Arie Dwarswaard, Van vader op zoon. Veldhuyzen van Zanten Kokon: Zaandam 2017 ill., 120 pp., ISBN 978-90-818655-4-8, prijs € 32,50

door Henk Looijesteijn, Internationaal Instituut voor Sociale Geschiedenis

Wie Holland zegt, zegt bloembollen. Althans in het buitenland: of je nu in Amerika, China, Duitsland of Italië bent, de mededeling dat mijn vader bollenkweker was staat altijd garant voor dezelfde gefascineerde reacties. Opmerkelijk genoeg heeft de professionele bloembollenteelt, die sinds de 19de eeuw Nederland heeft doen uitgroeien tot de wereldwijde stapelmarkt van de sierteelt, pas sinds de millenniumwisseling  meer historische aandacht gekregen. Zo schreven Marcel Bulte en Wim Post Bloeiende bedrijvigheid. 400 jaar bloembollenbedrijven in Zuid-Kennemerland (Haarlem 2002) en Maarten Timmer publiceerde het monumentale Bloembollen in Holland 1860-1919. De ontwikkeling van de bloembollensector met een doorkijk naar de 21ste eeuw (Houten 2009).
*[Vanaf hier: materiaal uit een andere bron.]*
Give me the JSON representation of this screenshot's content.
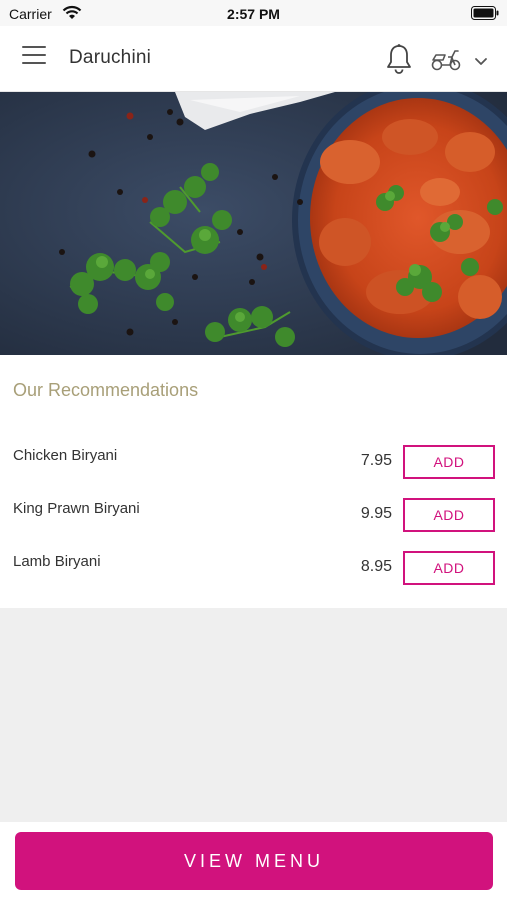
{
  "status_bar": {
    "carrier": "Carrier",
    "time": "2:57 PM"
  },
  "header": {
    "title": "Daruchini"
  },
  "recommendations": {
    "title": "Our Recommendations",
    "items": [
      {
        "name": "Chicken Biryani",
        "price": "7.95",
        "button": "ADD"
      },
      {
        "name": "King Prawn Biryani",
        "price": "9.95",
        "button": "ADD"
      },
      {
        "name": "Lamb Biryani",
        "price": "8.95",
        "button": "ADD"
      }
    ]
  },
  "footer": {
    "view_menu_label": "VIEW MENU"
  },
  "colors": {
    "accent": "#d1127d",
    "section_title": "#a89f78",
    "background": "#efefef"
  }
}
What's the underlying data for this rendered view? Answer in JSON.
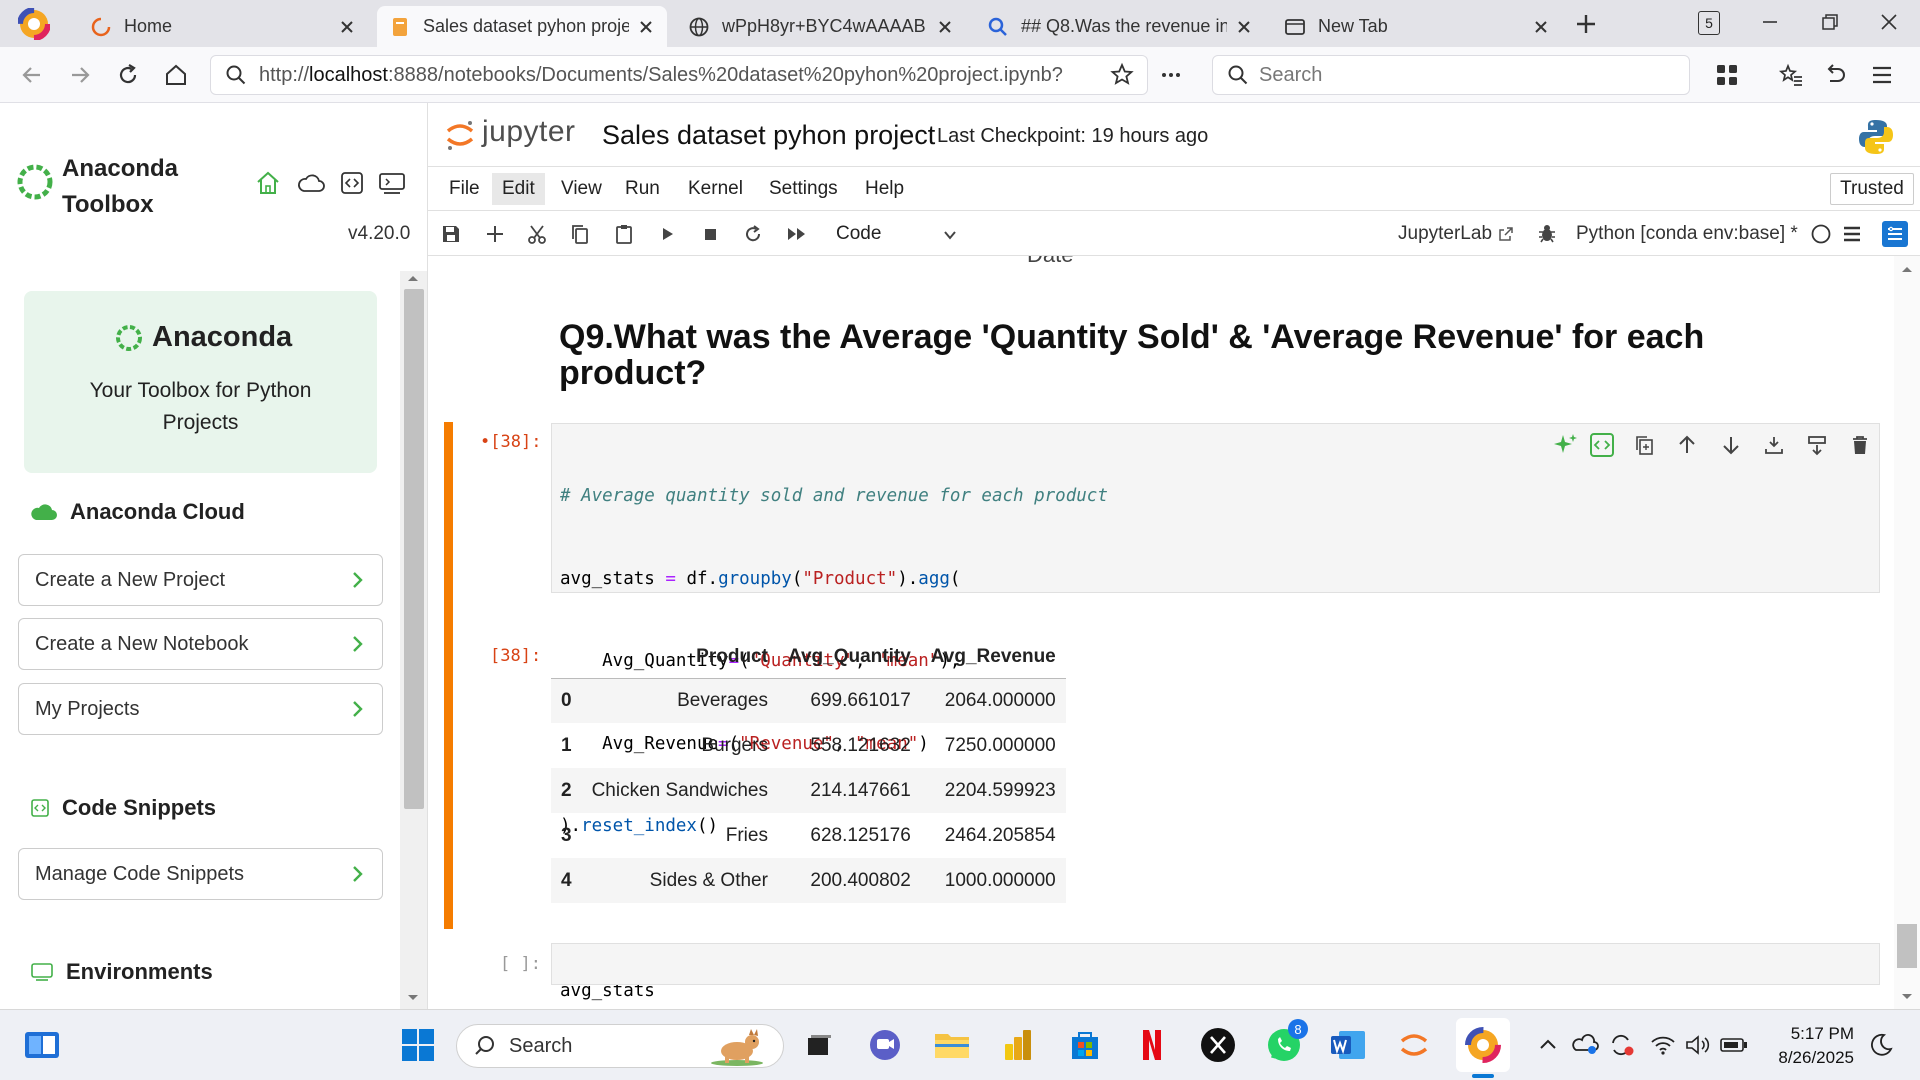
{
  "browser": {
    "tabs": [
      {
        "label": "Home",
        "icon": "loading-spinner-icon"
      },
      {
        "label": "Sales dataset pyhon proje",
        "icon": "notebook-icon",
        "active": true
      },
      {
        "label": "wPpH8yr+BYC4wAAAAB",
        "icon": "globe-icon"
      },
      {
        "label": "## Q8.Was the revenue in",
        "icon": "search-icon"
      },
      {
        "label": "New Tab",
        "icon": "new-tab-icon"
      }
    ],
    "tab_count": "5",
    "url_prefix": "http://",
    "url_host": "localhost",
    "url_rest": ":8888/notebooks/Documents/Sales%20dataset%20pyhon%20project.ipynb?",
    "search_placeholder": "Search"
  },
  "sidebar": {
    "brand_line1": "Anaconda",
    "brand_line2": "Toolbox",
    "version": "v4.20.0",
    "hero_logo": "Anaconda",
    "hero_tagline_line1": "Your Toolbox for Python",
    "hero_tagline_line2": "Projects",
    "cloud_heading": "Anaconda Cloud",
    "cloud_items": [
      "Create a New Project",
      "Create a New Notebook",
      "My Projects"
    ],
    "snippets_heading": "Code Snippets",
    "snippets_items": [
      "Manage Code Snippets"
    ],
    "env_heading": "Environments"
  },
  "jupyter": {
    "logo_text": "jupyter",
    "notebook_title": "Sales dataset pyhon project",
    "checkpoint": "Last Checkpoint: 19 hours ago",
    "trusted": "Trusted",
    "menu": [
      "File",
      "Edit",
      "View",
      "Run",
      "Kernel",
      "Settings",
      "Help"
    ],
    "cell_type": "Code",
    "jupyterlab_link": "JupyterLab",
    "kernel": "Python [conda env:base] *"
  },
  "notebook": {
    "partial_text": "Date",
    "heading_line1": "Q9.What was the Average 'Quantity Sold' & 'Average Revenue' for each",
    "heading_line2": "product?",
    "in_prompt": "[38]:",
    "in_marker": "•",
    "out_prompt": "[38]:",
    "empty_prompt": "[ ]:",
    "code": {
      "comment": "# Average quantity sold and revenue for each product",
      "l2a": "avg_stats ",
      "l2b": "=",
      "l2c": " df.",
      "l2d": "groupby",
      "l2e": "(",
      "l2f": "\"Product\"",
      "l2g": ").",
      "l2h": "agg",
      "l2i": "(",
      "l3a": "    Avg_Quantity",
      "l3b": "=",
      "l3c": "(",
      "l3d": "\"Quantity\"",
      "l3e": ", ",
      "l3f": "\"mean\"",
      "l3g": "),",
      "l4a": "    Avg_Revenue",
      "l4b": "=",
      "l4c": "(",
      "l4d": "\"Revenue\"",
      "l4e": ", ",
      "l4f": "\"mean\"",
      "l4g": ")",
      "l5a": ").",
      "l5b": "reset_index",
      "l5c": "()",
      "l7": "avg_stats"
    },
    "table": {
      "columns": [
        "",
        "Product",
        "Avg_Quantity",
        "Avg_Revenue"
      ],
      "rows": [
        [
          "0",
          "Beverages",
          "699.661017",
          "2064.000000"
        ],
        [
          "1",
          "Burgers",
          "558.121632",
          "7250.000000"
        ],
        [
          "2",
          "Chicken Sandwiches",
          "214.147661",
          "2204.599923"
        ],
        [
          "3",
          "Fries",
          "628.125176",
          "2464.205854"
        ],
        [
          "4",
          "Sides & Other",
          "200.400802",
          "1000.000000"
        ]
      ]
    }
  },
  "taskbar": {
    "search_placeholder": "Search",
    "whatsapp_badge": "8",
    "time": "5:17 PM",
    "date": "8/26/2025"
  },
  "colors": {
    "anaconda_green": "#43b049",
    "jupyter_orange": "#f37726",
    "cell_marker": "#f57c00"
  }
}
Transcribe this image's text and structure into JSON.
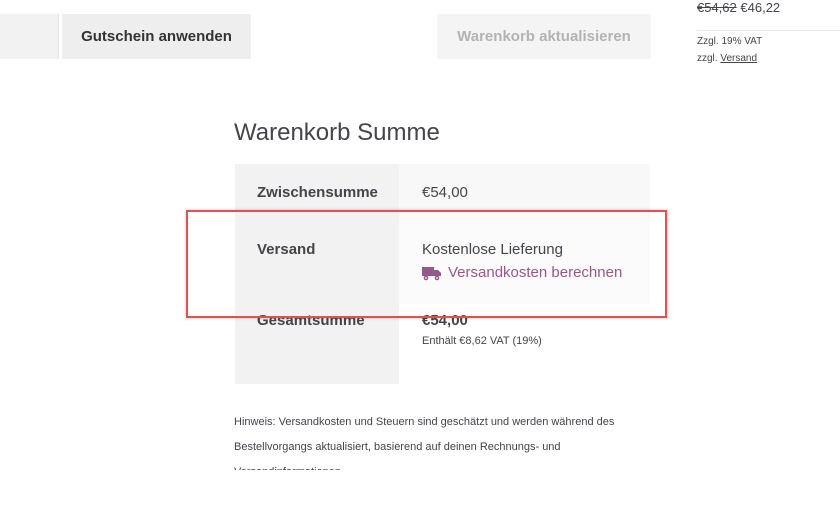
{
  "coupon": {
    "apply_label": "Gutschein anwenden"
  },
  "cart": {
    "update_label": "Warenkorb aktualisieren"
  },
  "mini_cart": {
    "old_price": "€54,62",
    "new_price": "€46,22",
    "tax_note": "Zzgl. 19% VAT",
    "shipping_prefix": "zzgl.",
    "shipping_link": "Versand"
  },
  "totals": {
    "title": "Warenkorb Summe",
    "subtotal": {
      "label": "Zwischensumme",
      "value": "€54,00"
    },
    "shipping": {
      "label": "Versand",
      "method": "Kostenlose Lieferung",
      "calc_link": "Versandkosten berechnen",
      "icon": "truck-icon"
    },
    "total": {
      "label": "Gesamtsumme",
      "value": "€54,00",
      "vat": "Enthält €8,62 VAT (19%)"
    }
  },
  "notice": "Hinweis: Versandkosten und Steuern sind geschätzt und werden während des Bestellvorgangs aktualisiert, basierend auf deinen Rechnungs- und Versandinformationen.",
  "colors": {
    "accent": "#96588a",
    "highlight": "#e35050"
  }
}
De auteurs van deze werken staan vaak in de traditie van Ernst Heinrich Krelage (1869-1956), de Haarlemse bollenkweker en rasbestuurder met grote historische belangstelling die onder andere de eerste substantiële geschiedenis van de Tulpenmanie schreef. Net zoals hij zijn ze vaak op de een of andere wijze verbonden aan het bollenvak of als historici ‘zij-instromers’ die na of naast een maatschappelijke loopbaan belangstelling opvatten voor historisch onderzoek. En net zoals hij schrijven ze geen gelegenheidswerkjes, maar ligt gedegen onderzoek ten grondslag aan hun boeken. Dat geldt bijvoorbeeld voor Maarten Timmer, die inmiddels ook een tweedelige biografie van Krelage heeft verzorgd, en het geldt ook voor Arie Dwarswaard, al decennialang werkzaam bij het vakblad Greenity (voorheen: BloembollenVisie). Samen schreven ze de geschiedenis van de internationale bloembollententoonstelling bij uitstek, Keukenhof: van Keukenduin tot Lentetuin. De wordingsgeschiedenis van internationale bloemententoonstelling Keukenhof  (Leiden 2011). Het wereldje van historische onderzoekers van de bloembollenteelt is klein, dat moge duidelijk zijn, maar de laatste jaren wel productief.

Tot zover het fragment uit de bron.